I built a couple of loudspeaker boxes with MDF. I've tried the glue size and shellac. The cut edge of MDF really soaks up whatever sealer you use. I've gotten acceptable results but was never really completely pleased with the results when painted, especially when going for a gloss finish.

johnny means
03-27-2013, 11:52 AM
I've done miles of profiled MDF edges. IME glue sizing is the best tecnique. I use a 50/50 glue water mixture rolled on with a small foam roller. Coat, sand, coat, sand, coat, sand gives me results smooth enough for Italian lacquer and faux marble finishes. In fact, getting the faces as glossy as the profile becomes a problem. The glue size also toughens up the edge against spilts and chips. I recently did a job for a repeat customer whom I had done a Playset for about 8 years ago. I had used the sizing technique and after 8 years of hard play (the paint job showed that) not a single edge had a chip or split.

John Schweikert
03-27-2013, 1:02 PM
IME glue sizing is the best tecnique. I use a 50/50 glue water mixture..

What is IME? Thanks.

johnny means
03-27-2013, 1:20 PM
What is IME? Thanks.

In my experience

Jerome Stanek
03-27-2013, 1:52 PM
If you can get Plum Creek MDF it paints a lot better.

Eoin Ryans
03-27-2013, 2:36 PM
I've done miles of profiled MDF edges. IME glue sizing is the best tecnique. I use a 50/50 glue water mixture rolled on with a small foam roller. Coat, sand, coat, sand, coat, sand gives me results smooth enough for Italian lacquer and faux marble finishes.
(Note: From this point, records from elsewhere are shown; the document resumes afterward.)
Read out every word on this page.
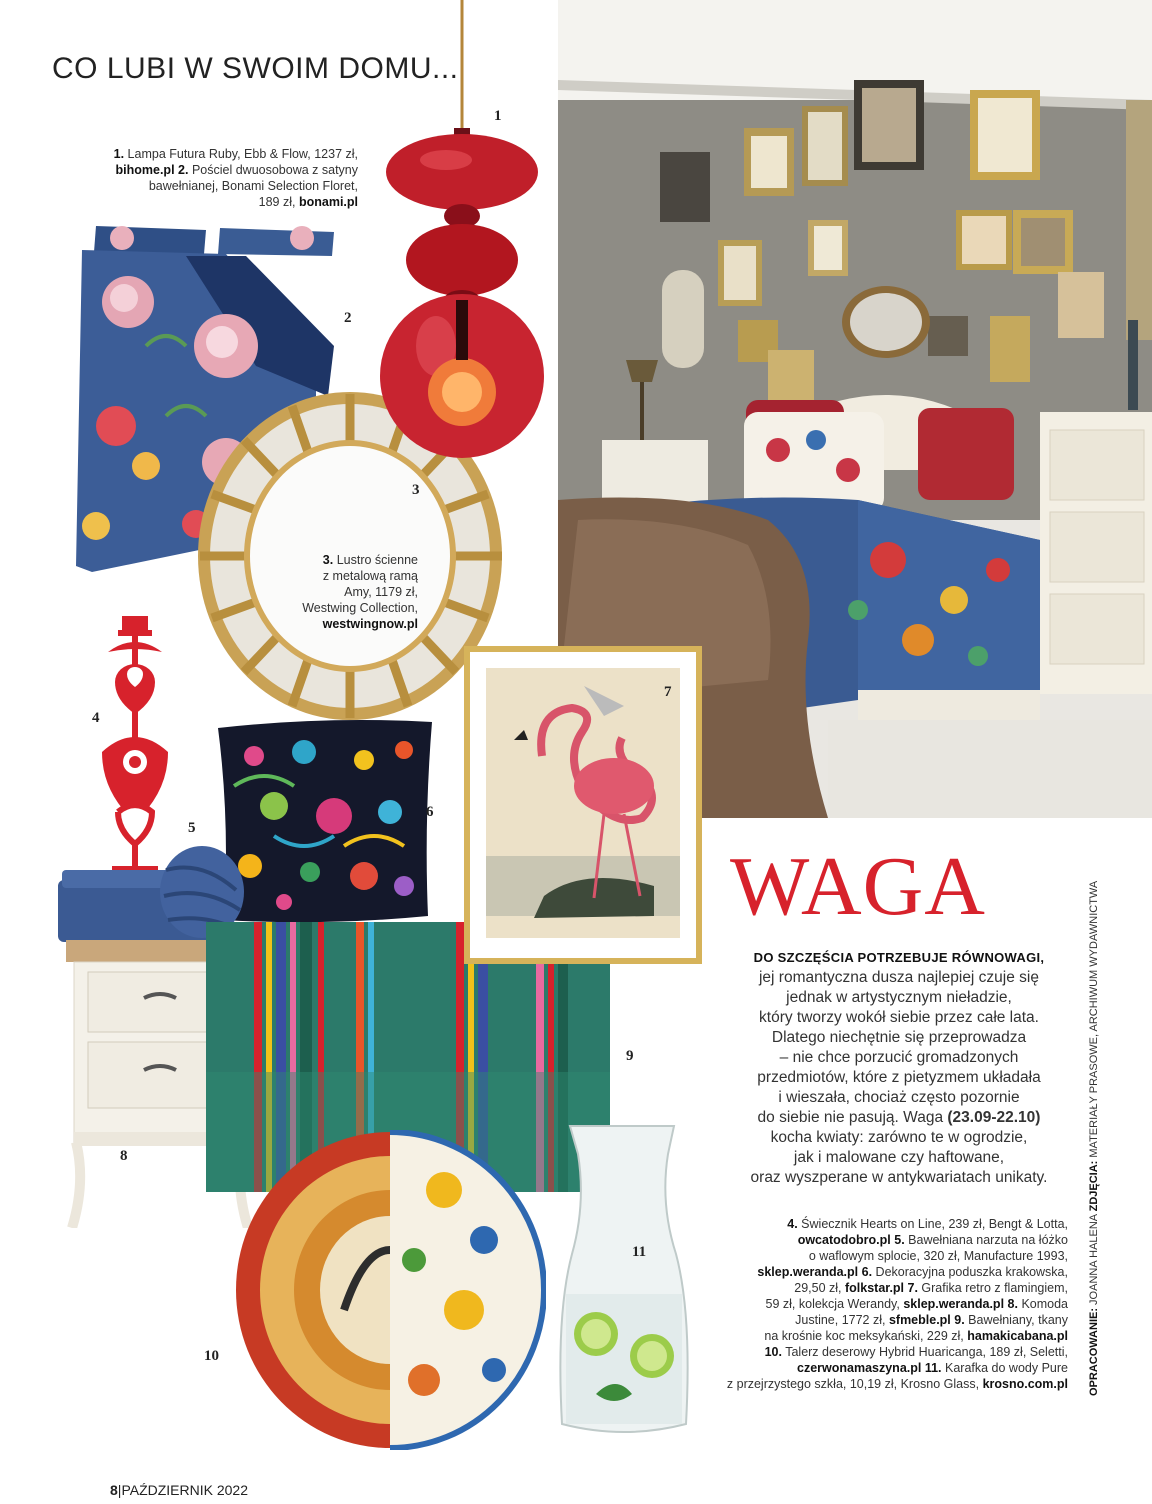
CO LUBI W SWOIM DOMU...
1
2
3
4
5
6
7
8
9
10
11
1. Lampa Futura Ruby, Ebb & Flow, 1237 zł,
bihome.pl 2. Pościel dwuosobowa z satyny
bawełnianej, Bonami Selection Floret,
189 zł, bonami.pl
3. Lustro ścienne
z metalową ramą
Amy, 1179 zł,
Westwing Collection,
westwingnow.pl
WAGA
DO SZCZĘŚCIA POTRZEBUJE RÓWNOWAGI,
jej romantyczna dusza najlepiej czuje się
jednak w artystycznym nieładzie,
który tworzy wokół siebie przez całe lata.
Dlatego niechętnie się przeprowadza
– nie chce porzucić gromadzonych
przedmiotów, które z pietyzmem układała
i wieszała, chociaż często pozornie
do siebie nie pasują. Waga (23.09-22.10)
kocha kwiaty: zarówno te w ogrodzie,
jak i malowane czy haftowane,
oraz wyszperane w antykwariatach unikaty.
4. Świecznik Hearts on Line, 239 zł, Bengt & Lotta,
owcatodobro.pl 5. Bawełniana narzuta na łóżko
o waflowym splocie, 320 zł, Manufacture 1993,
sklep.weranda.pl 6. Dekoracyjna poduszka krakowska,
29,50 zł, folkstar.pl 7. Grafika retro z flamingiem,
59 zł, kolekcja Werandy, sklep.weranda.pl 8. Komoda
Justine, 1772 zł, sfmeble.pl 9. Bawełniany, tkany
na krośnie koc meksykański, 229 zł, hamakicabana.pl
10. Talerz deserowy Hybrid Huaricanga, 189 zł, Seletti,
czerwonamaszyna.pl 11. Karafka do wody Pure
z przejrzystego szkła, 10,19 zł, Krosno Glass, krosno.com.pl OPRACOWANIE: JOANNA HALENA ZDJĘCIA: MATERIAŁY PRASOWE, ARCHIWUM WYDAWNICTWA
8|PAŹDZIERNIK 2022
In fact, getting the faces as glossy as the profile becomes a problem. The glue size also toughens up the edge against spilts and chips. I recently did a job for a repeat customer whom I had done a Playset for about 8 years ago. I had used the sizing technique and after 8 years of hard play (the paint job showed that) not a single edge had a chip or split.
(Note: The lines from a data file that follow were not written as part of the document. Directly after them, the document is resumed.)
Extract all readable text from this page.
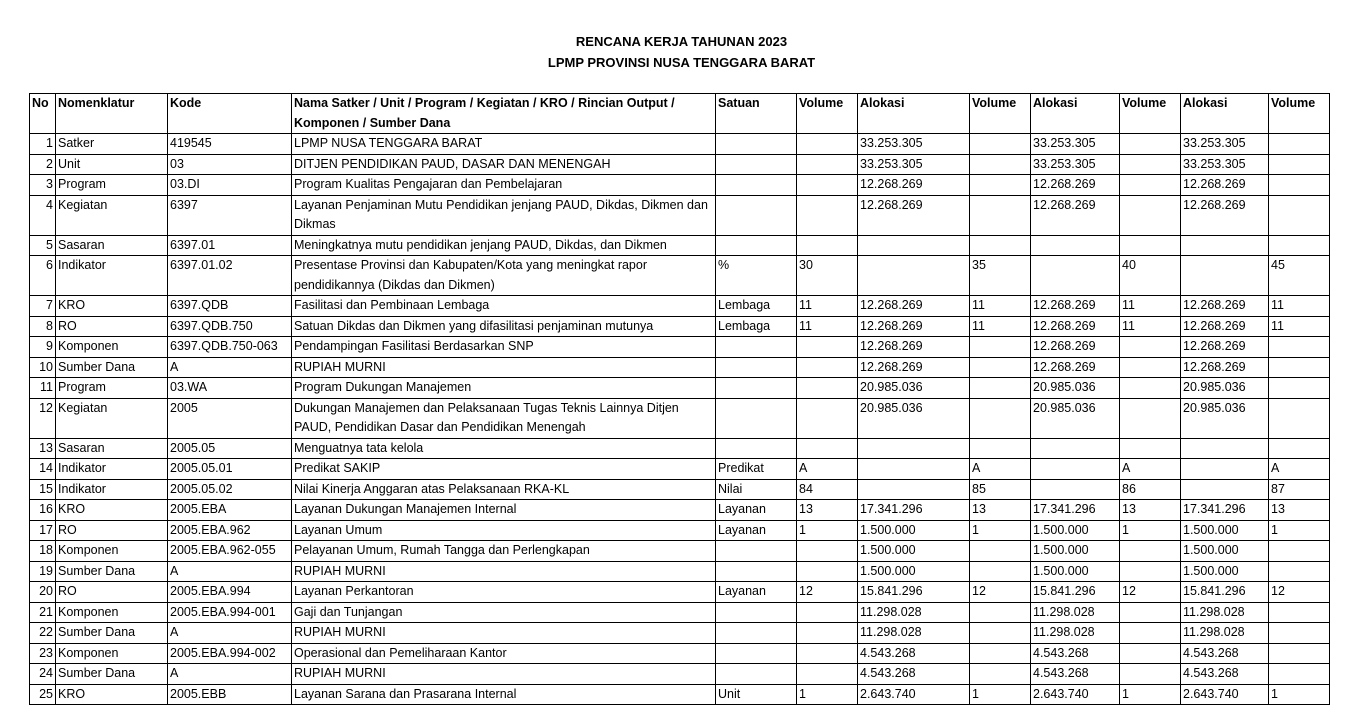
RENCANA KERJA TAHUNAN 2023
LPMP PROVINSI NUSA TENGGARA BARAT
No	Nomenklatur	Kode	Nama Satker / Unit / Program / Kegiatan / KRO / Rincian Output / Komponen / Sumber Dana	Satuan	Volume	Alokasi	Volume	Alokasi	Volume	Alokasi	Volume
1	Satker	419545	LPMP NUSA TENGGARA BARAT			33.253.305		33.253.305		33.253.305	
2	Unit	03	DITJEN PENDIDIKAN PAUD, DASAR DAN MENENGAH			33.253.305		33.253.305		33.253.305	
3	Program	03.DI	Program Kualitas Pengajaran dan Pembelajaran			12.268.269		12.268.269		12.268.269	
4	Kegiatan	6397	Layanan Penjaminan Mutu Pendidikan jenjang PAUD, Dikdas, Dikmen dan Dikmas			12.268.269		12.268.269		12.268.269	
5	Sasaran	6397.01	Meningkatnya mutu pendidikan jenjang PAUD, Dikdas, dan Dikmen								
6	Indikator	6397.01.02	Presentase Provinsi dan Kabupaten/Kota yang meningkat rapor pendidikannya (Dikdas dan Dikmen)	%	30		35		40		45
7	KRO	6397.QDB	Fasilitasi dan Pembinaan Lembaga	Lembaga	11	12.268.269	11	12.268.269	11	12.268.269	11
8	RO	6397.QDB.750	Satuan Dikdas dan Dikmen yang difasilitasi penjaminan mutunya	Lembaga	11	12.268.269	11	12.268.269	11	12.268.269	11
9	Komponen	6397.QDB.750-063	Pendampingan Fasilitasi Berdasarkan SNP			12.268.269		12.268.269		12.268.269	
10	Sumber Dana	A	RUPIAH MURNI			12.268.269		12.268.269		12.268.269	
11	Program	03.WA	Program Dukungan Manajemen			20.985.036		20.985.036		20.985.036	
12	Kegiatan	2005	Dukungan Manajemen dan Pelaksanaan Tugas Teknis Lainnya Ditjen PAUD, Pendidikan Dasar dan Pendidikan Menengah			20.985.036		20.985.036		20.985.036	
13	Sasaran	2005.05	Menguatnya tata kelola								
14	Indikator	2005.05.01	Predikat SAKIP	Predikat	A		A		A		A
15	Indikator	2005.05.02	Nilai Kinerja Anggaran atas Pelaksanaan RKA-KL	Nilai	84		85		86		87
16	KRO	2005.EBA	Layanan Dukungan Manajemen Internal	Layanan	13	17.341.296	13	17.341.296	13	17.341.296	13
17	RO	2005.EBA.962	Layanan Umum	Layanan	1	1.500.000	1	1.500.000	1	1.500.000	1
18	Komponen	2005.EBA.962-055	Pelayanan Umum, Rumah Tangga dan Perlengkapan			1.500.000		1.500.000		1.500.000	
19	Sumber Dana	A	RUPIAH MURNI			1.500.000		1.500.000		1.500.000	
20	RO	2005.EBA.994	Layanan Perkantoran	Layanan	12	15.841.296	12	15.841.296	12	15.841.296	12
21	Komponen	2005.EBA.994-001	Gaji dan Tunjangan			11.298.028		11.298.028		11.298.028	
22	Sumber Dana	A	RUPIAH MURNI			11.298.028		11.298.028		11.298.028	
23	Komponen	2005.EBA.994-002	Operasional dan Pemeliharaan Kantor			4.543.268		4.543.268		4.543.268	
24	Sumber Dana	A	RUPIAH MURNI			4.543.268		4.543.268		4.543.268	
25	KRO	2005.EBB	Layanan Sarana dan Prasarana Internal	Unit	1	2.643.740	1	2.643.740	1	2.643.740	1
Johnny - should I employ the 50/50 glue/water to the faces in addition to applying it to the edges?

Thanks

johnny means
03-27-2013, 6:07 PM
Johnny - should I employ the 50/50 glue/water to the faces in addition to applying it to the edges?

Thanks
No, you'll get uneven swelling and fuzzing. It is ever so slight, but does show through the finish, I do two coats of laquer primer, any old primer will do, if you're spraying. If your brushing or rolling, you want to avoid water based. My favorite was Zinnser's Binz shellac, but that's almost $50 a gallon now.

johnny means
03-27-2013, 6:14 PM
Johnny - should I employ the 50/50 glue/water to the faces in addition to applying it to the edges?

Thanks
No, you'll get uneven swelling and fuzzing. It is ever so slight, but does show through the finish, I do two coats of laquer primer, any old primer will do, if you're spraying. If your brushing or rolling, you want to avoid water based. My favorite was Zinnser's Binz shellac, but that's almost $50 a gallon now.

Steve Milito
03-27-2013, 7:11 PM
What type of glue do you use?

Danny Thompson
03-27-2013, 11:20 PM
After never being satisfied with the adhesion of paint to primer, we have converted to using trim paint with no primer. Two coats for utility, three for show. This is what we used on all our closet organization shelving.